EGMR: Urheberrecht kann durch Pressefreiheit eingeschränkt werden

Medien- und Presserecht
20.02.2013466 Mal gelesen
Muss der Inhaber von Urheber- bzw. Nutzungsrechten auch im Hinblick auf die Pressefreiheit gegebenenfalls die Veröffentlichung seiner Werke dulden? Der Europäische Gerichtshof für Menschenrechte (EGMR) hat hierzu eine bislang wenig beachtete Entscheidung gefällt.

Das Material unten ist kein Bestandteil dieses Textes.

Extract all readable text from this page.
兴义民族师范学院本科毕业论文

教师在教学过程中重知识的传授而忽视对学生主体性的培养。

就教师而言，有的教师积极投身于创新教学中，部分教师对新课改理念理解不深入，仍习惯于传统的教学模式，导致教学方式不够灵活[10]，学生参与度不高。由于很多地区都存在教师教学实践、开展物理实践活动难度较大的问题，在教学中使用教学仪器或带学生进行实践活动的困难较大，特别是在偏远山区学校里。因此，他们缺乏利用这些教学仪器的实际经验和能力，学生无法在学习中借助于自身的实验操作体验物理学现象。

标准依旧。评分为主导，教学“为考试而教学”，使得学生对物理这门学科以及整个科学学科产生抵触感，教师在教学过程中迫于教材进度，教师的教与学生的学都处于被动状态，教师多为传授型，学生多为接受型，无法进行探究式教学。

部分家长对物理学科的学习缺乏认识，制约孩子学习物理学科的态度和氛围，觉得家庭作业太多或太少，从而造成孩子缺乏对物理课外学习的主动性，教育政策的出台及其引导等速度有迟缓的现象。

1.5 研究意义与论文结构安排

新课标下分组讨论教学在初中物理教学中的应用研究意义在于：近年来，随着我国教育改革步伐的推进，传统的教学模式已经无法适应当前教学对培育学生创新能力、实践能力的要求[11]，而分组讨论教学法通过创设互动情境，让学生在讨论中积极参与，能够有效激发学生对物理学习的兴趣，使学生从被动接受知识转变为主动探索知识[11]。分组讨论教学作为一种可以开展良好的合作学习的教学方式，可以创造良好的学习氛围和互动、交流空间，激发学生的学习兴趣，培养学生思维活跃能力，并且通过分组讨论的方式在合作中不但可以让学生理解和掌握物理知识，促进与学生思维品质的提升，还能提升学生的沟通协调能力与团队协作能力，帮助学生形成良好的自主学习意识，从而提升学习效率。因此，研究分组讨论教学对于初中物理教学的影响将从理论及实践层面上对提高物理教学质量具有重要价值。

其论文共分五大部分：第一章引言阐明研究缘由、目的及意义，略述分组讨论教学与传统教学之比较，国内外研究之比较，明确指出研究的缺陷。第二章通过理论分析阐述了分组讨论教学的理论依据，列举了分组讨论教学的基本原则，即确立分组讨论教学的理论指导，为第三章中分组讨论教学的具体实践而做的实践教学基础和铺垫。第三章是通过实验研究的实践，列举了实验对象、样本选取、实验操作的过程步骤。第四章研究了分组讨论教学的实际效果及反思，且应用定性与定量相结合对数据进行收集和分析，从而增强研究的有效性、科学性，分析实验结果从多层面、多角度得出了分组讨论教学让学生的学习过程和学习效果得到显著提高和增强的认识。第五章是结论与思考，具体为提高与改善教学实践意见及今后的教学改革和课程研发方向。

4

Die Entscheidung, ob Texte oder Bilder veröffentlicht werden dürfen, ist oft eine Frage der sensiblen Abwägung zwischen den Persönlichkeitsrechten der betroffenen Personen und dem Informationsinteresse der Öffentlichkeit. Das Ergebnis solcher Abwägungen ist oftmals schwer vorherzusagen. Um unliebsame Veröffentlichungen effektiver zu verhindern griff man daher in der Vergangenheit häufiger auf das Urheberrecht zurück. Waren wenigstens Teile der beanstandeten Veröffentlichungen urheberrechtlich geschützt, so konnte man sich ohne allzu großes Abwägungsrisiko gegen die Veröffentlichung zur Wehr setzen. Der EGMR hat nun in einer bemerkenswerten Entscheidung klargestellt, dass auch der Schutz geistigen Eigentums im Einzelfall durch das Interesse der Öffentlichkeit an einer Veröffentlichung eingegrenzt werden kann.

 

Veröffentlichung von Fotos mit urheberrechtlich geschützter Mode

 

Im vorliegenden Fall waren Lichtbilder dreier Modefotografen veröffentlicht worden. Ein Modehaus hatte sich daraufhin gegen die Veröffentlichung gewehrt, da dessen urheberrechtlich geschützte Modeartikel auf den Bildern abgebildet waren. Die französische Cour de Cassation hatte den Fotografen die Veröffentlichung der Bilder verboten, woraufhin sich diese als Kläger an den EGMR wandten. Das Straßburger Gericht (Urteil vom 10.01.2013, Az. 36769/08)  verneinte nun vorliegend die Verletzung der Informations- bzw. Pressefreiheit; vielmehr habe die Veröffentlichung im konkreten Einzelfall vorwiegend kommerziellen und nicht Informationsinteressen gedient.

 

EGMR: Grundsätzliches Erfordernis einer Abwägung

 

Gleichzeitig aber stellte der EGMR klar, dass dennoch in jedem Einzelfall eine Abwägung zwischen dem Urheberrecht und dem Informationsinteresse der Öffentlichkeit stattzufinden habe. Eine solche Abwägung war in der Vergangenheit vom BGH nicht erforderlich gehalten worden (Vgl: Urteil vom 21.03.2003, Az: I ZR 117/00). Nach dessen Ansicht habe bereits der Gesetzgeber eine Abwägung beider Güter vorgenommen. Diese Abwägung werde bereits im UrhG berücksichtigt, dessen Regelungen daher als abschließend betrachtet werden müssten.

 

Ob die Entscheidung aus Straßburg im Ergebnis die Rechtsprechungspraxis des BGH grundlegend ändern wird, bleibt abzuwarten. Jedenfalls muss damit gerechnet werden, dass in vergleichbaren künftigen Entscheidungen die Belange der Pressefreiheit zunehmend berücksichtigt und diskutiert werden dürften.